The result is a slow-motion disaster, with years of excessive tax and fee hikes making the city and many suburbs prohibitively expensive to govern and unaffordable for residents and employers.
City government spending has soared by 25 percent since 2014, and reports last week that de Blasio squandered $1.8 billion on just two programs, one in education and one on mental health, were shocking but not surprising. Spending on the homeless has doubled, to more than $2 billion annually, even as the homeless population grows.
Cuomo blew through $10 billion on economic-development projects that spawned more corruption than jobs. This year, state spending is going up by about 4 percent, even as income-tax collections are declining by more than 4 percent because higher-income families are fleeing to low-tax states.
In addition to the tax burden, other progressive policies also make New York unaffordable. A $15 minimum wage and other costs imposed on businesses are driving up everyday prices. And Cuomo’s pandering to the radical environmental lobby raises the cost of energy and constricts supply.
The governor banned fracking, rejected gas pipelines, reduces fossil fuels and wants to end nuclear power. The bill is now coming due, with natural gas and electric prices — already among the nation’s highest — set to rise by double digits.
Shortages are another result. In a crippling blow to new development, Con Edison imposed a moratorium on new natural gas connections in most of Westchester County, saying it might not be able to meet added demand. It warned a similar moratorium might be necessary in the city.
In another hit to consumers, they learned that prices on suburban trains and bridge and tunnel tolls are going up by about 6 percent, even as inflation is just 2 percent.
Florida has a million more people than New York, yet manages to get by with a budget half the size of New York state’s.
But the biggest boondoggle of all is a planned new tax on Manhattan congestion.

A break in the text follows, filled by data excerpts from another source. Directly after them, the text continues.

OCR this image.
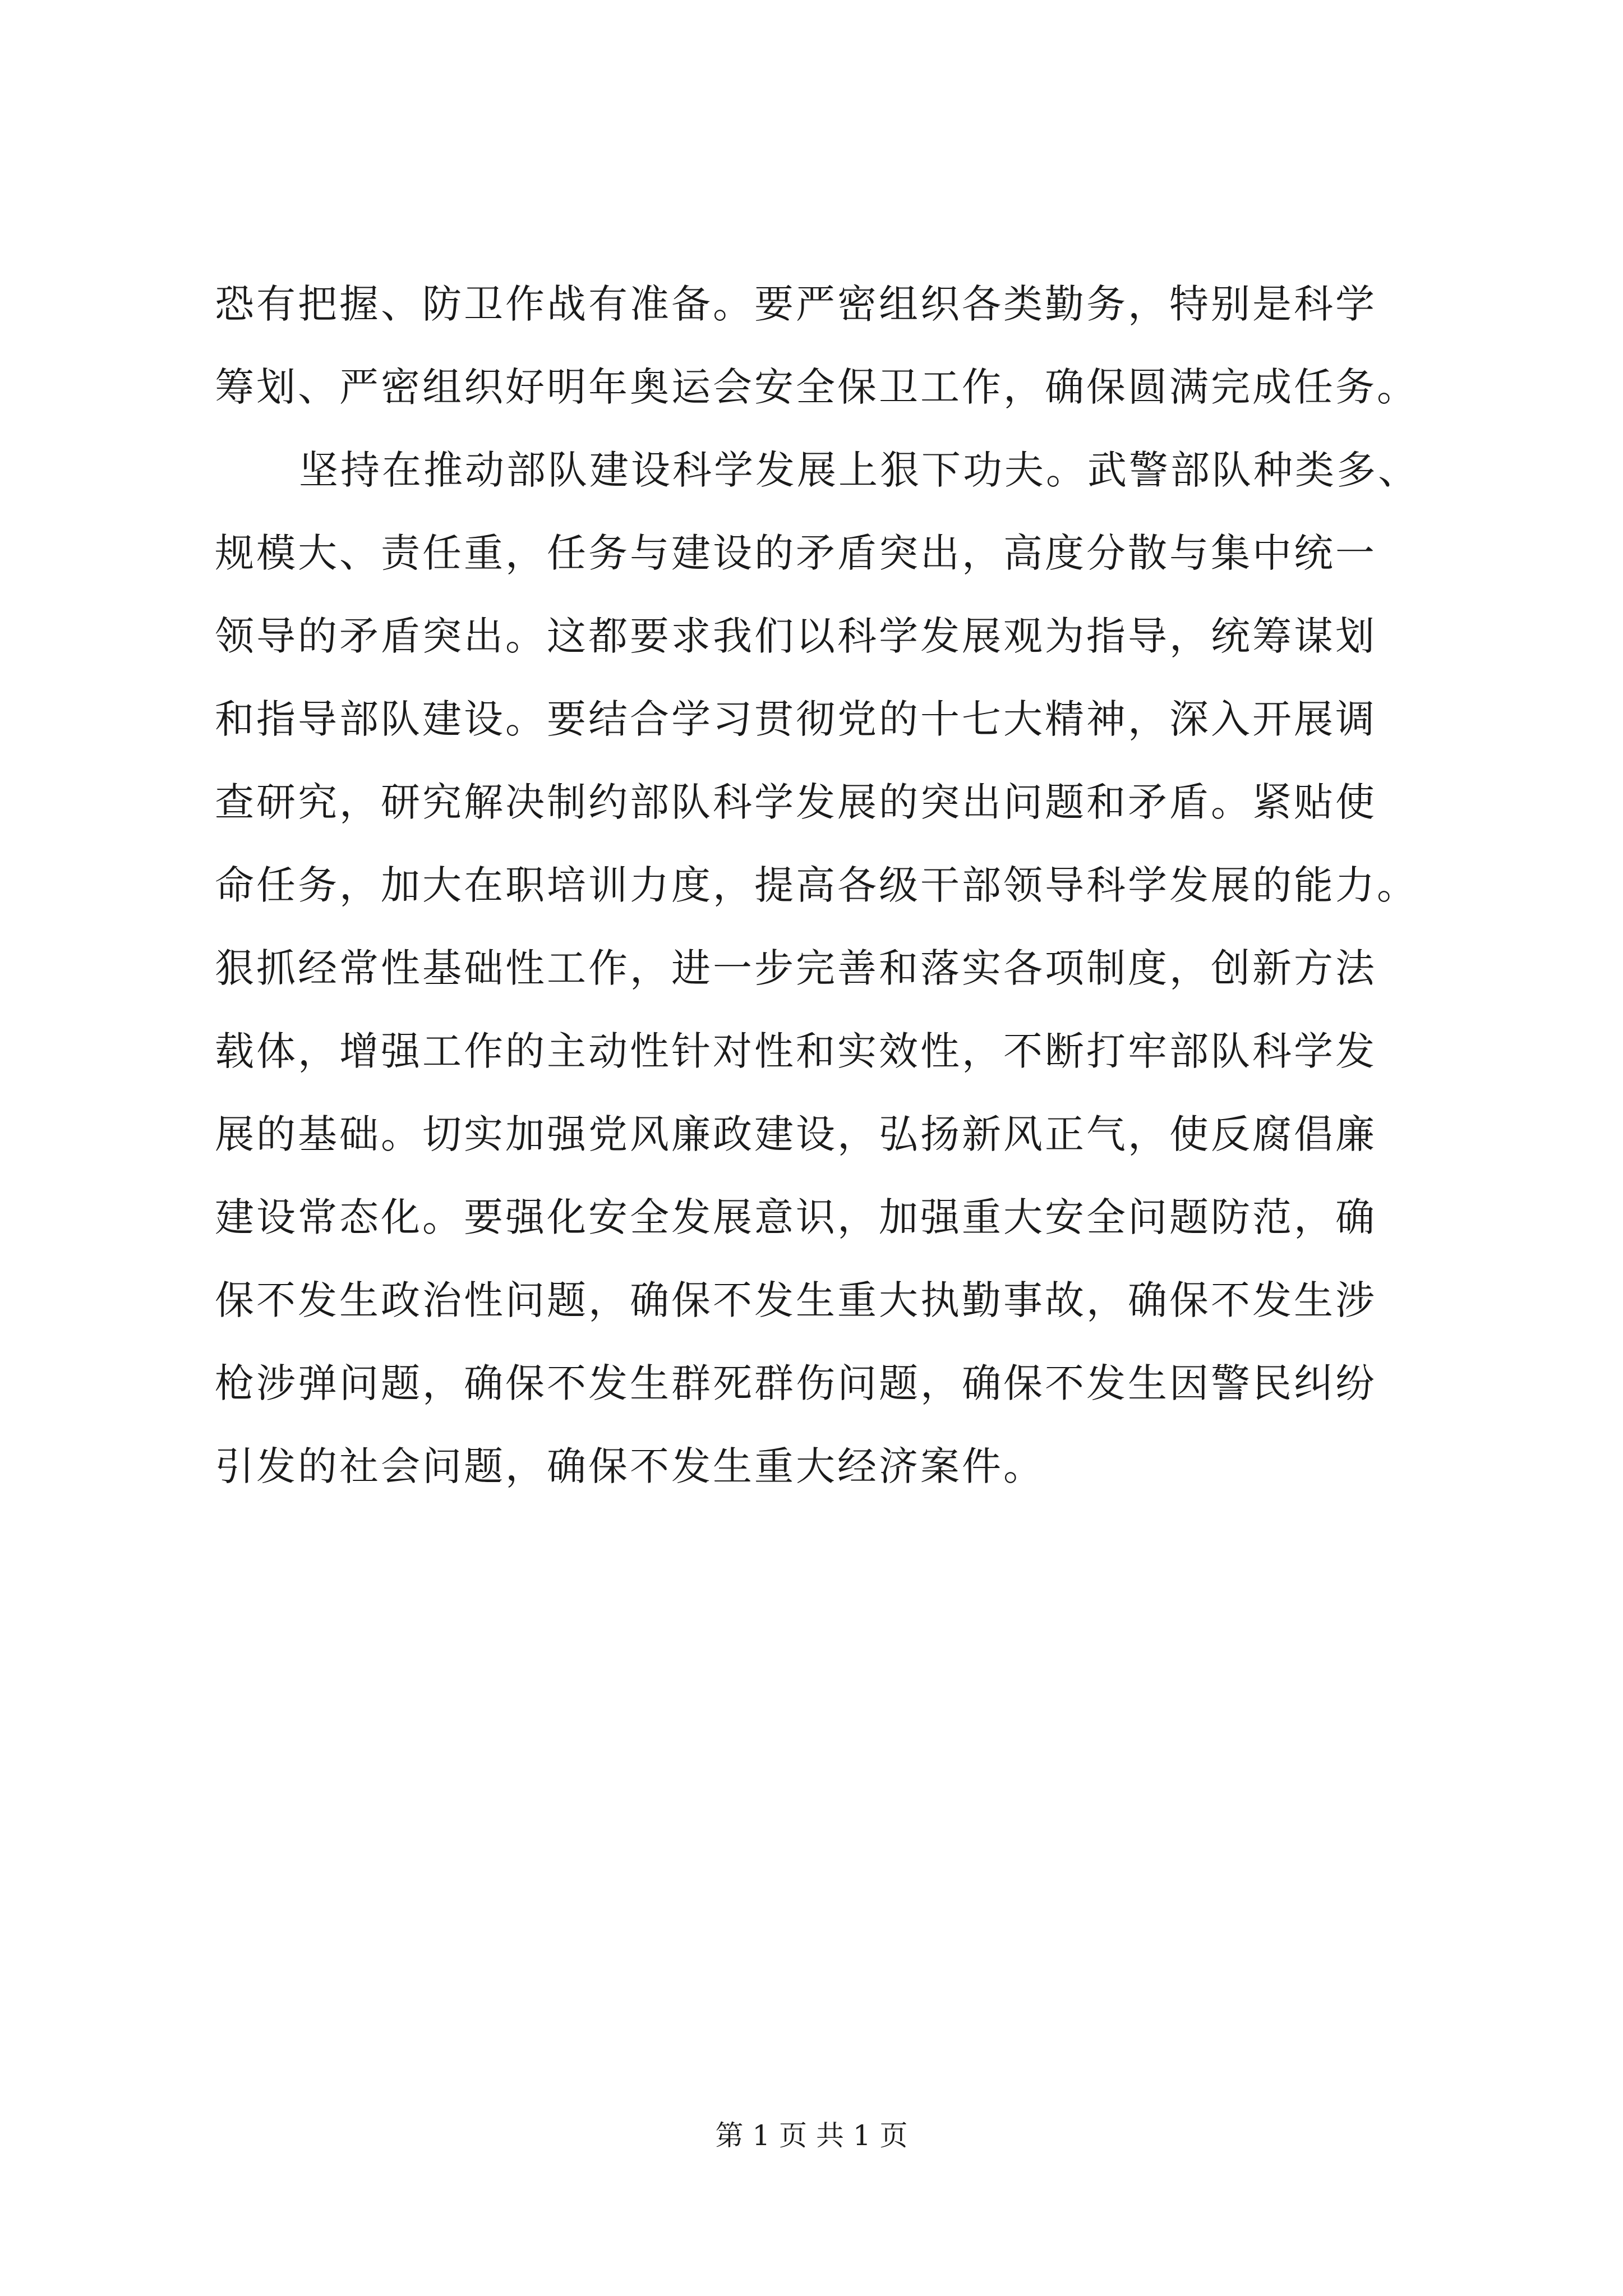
恐有把握、防卫作战有准备。要严密组织各类勤务，特别是科学
筹划、严密组织好明年奥运会安全保卫工作，确保圆满完成任务。
坚持在推动部队建设科学发展上狠下功夫。武警部队种类多、
规模大、责任重，任务与建设的矛盾突出，高度分散与集中统一
领导的矛盾突出。这都要求我们以科学发展观为指导，统筹谋划
和指导部队建设。要结合学习贯彻党的十七大精神，深入开展调
查研究，研究解决制约部队科学发展的突出问题和矛盾。紧贴使
命任务，加大在职培训力度，提高各级干部领导科学发展的能力。
狠抓经常性基础性工作，进一步完善和落实各项制度，创新方法
载体，增强工作的主动性针对性和实效性，不断打牢部队科学发
展的基础。切实加强党风廉政建设，弘扬新风正气，使反腐倡廉
建设常态化。要强化安全发展意识，加强重大安全问题防范，确
保不发生政治性问题，确保不发生重大执勤事故，确保不发生涉
枪涉弹问题，确保不发生群死群伤问题，确保不发生因警民纠纷
引发的社会问题，确保不发生重大经济案件。
第 1 页 共 1 页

If approved by the Legislature, it will cost drivers several thousand dollars a year for starts, making it the single biggest tax hike on the working and middle class in memory. Because delivery trucks will get hit with double or triple that amount, prices are sure to rise on everything from beer to baby food.
No longer pretending the tax will relieve Midtown congestion, the mayor and governor say the tax is necessary to close an operating deficit and help fund a new capital plan for the troubled subway system. They also promise to streamline the notoriously wasteful agency, an evergreen vow that nobody takes seriously.
One portion of the congestion tax, covering yellow cabs and ride sharing companies like Uber, already took effect despite driver protests. One rider told me of three instances where yellow-cab drivers turned off their meters to avoid having to charge the $2.50 congestion tax and expected higher tips instead.
For a recent Uber ride to Midtown, taxes amounted to 18 percent of my $42 fare, including the congestion fee, sales tax of 8.875 percent and a separate 2.5 percent tax called a “black car” fund to give drivers workers-compensation insurance. The full congestion tax could add $10 or more to the fare.
Reports indicate that the tax-and-spending surge is exacerbating the long, steady exodus of middle-class and upper income families. Much like their 1970s predecessors, Cuomo and de Blasio insist their policies are the answer when in fact they are the problem.
The governor often makes false claims about the new federal tax law, saying again Friday it is “raising taxes on New York families.” He knows that’s not true, that upwards of 80 percent of state taxpayers will get a tax cut, and many of the remaining 20 percent will see no change.
But to admit the truth that exorbitant state and local taxes are causing some high earners to pay more because the feds now limit deductions would force Cuomo to cut New York’s taxes and spending. So instead he keeps raising the cost of living through taxes on energy, fees, fares and now the enormous congestion tax. Even tips to drivers are taxed!
Cuomo pushed through casino gambling just for taxes, and seems poised to do the same on recreational marijuana. As I wrote recently, Florida has a million more people than New York, yet manages to get by with a budget half the size of New York state’s.
It took New York a generation to recover from the disaster caused by 1970s liberals bearing good intentions. To judge by the damage already done by progressives’ wrecking balls and their plans to keep taxing and spending, the future is starting to resemble the past.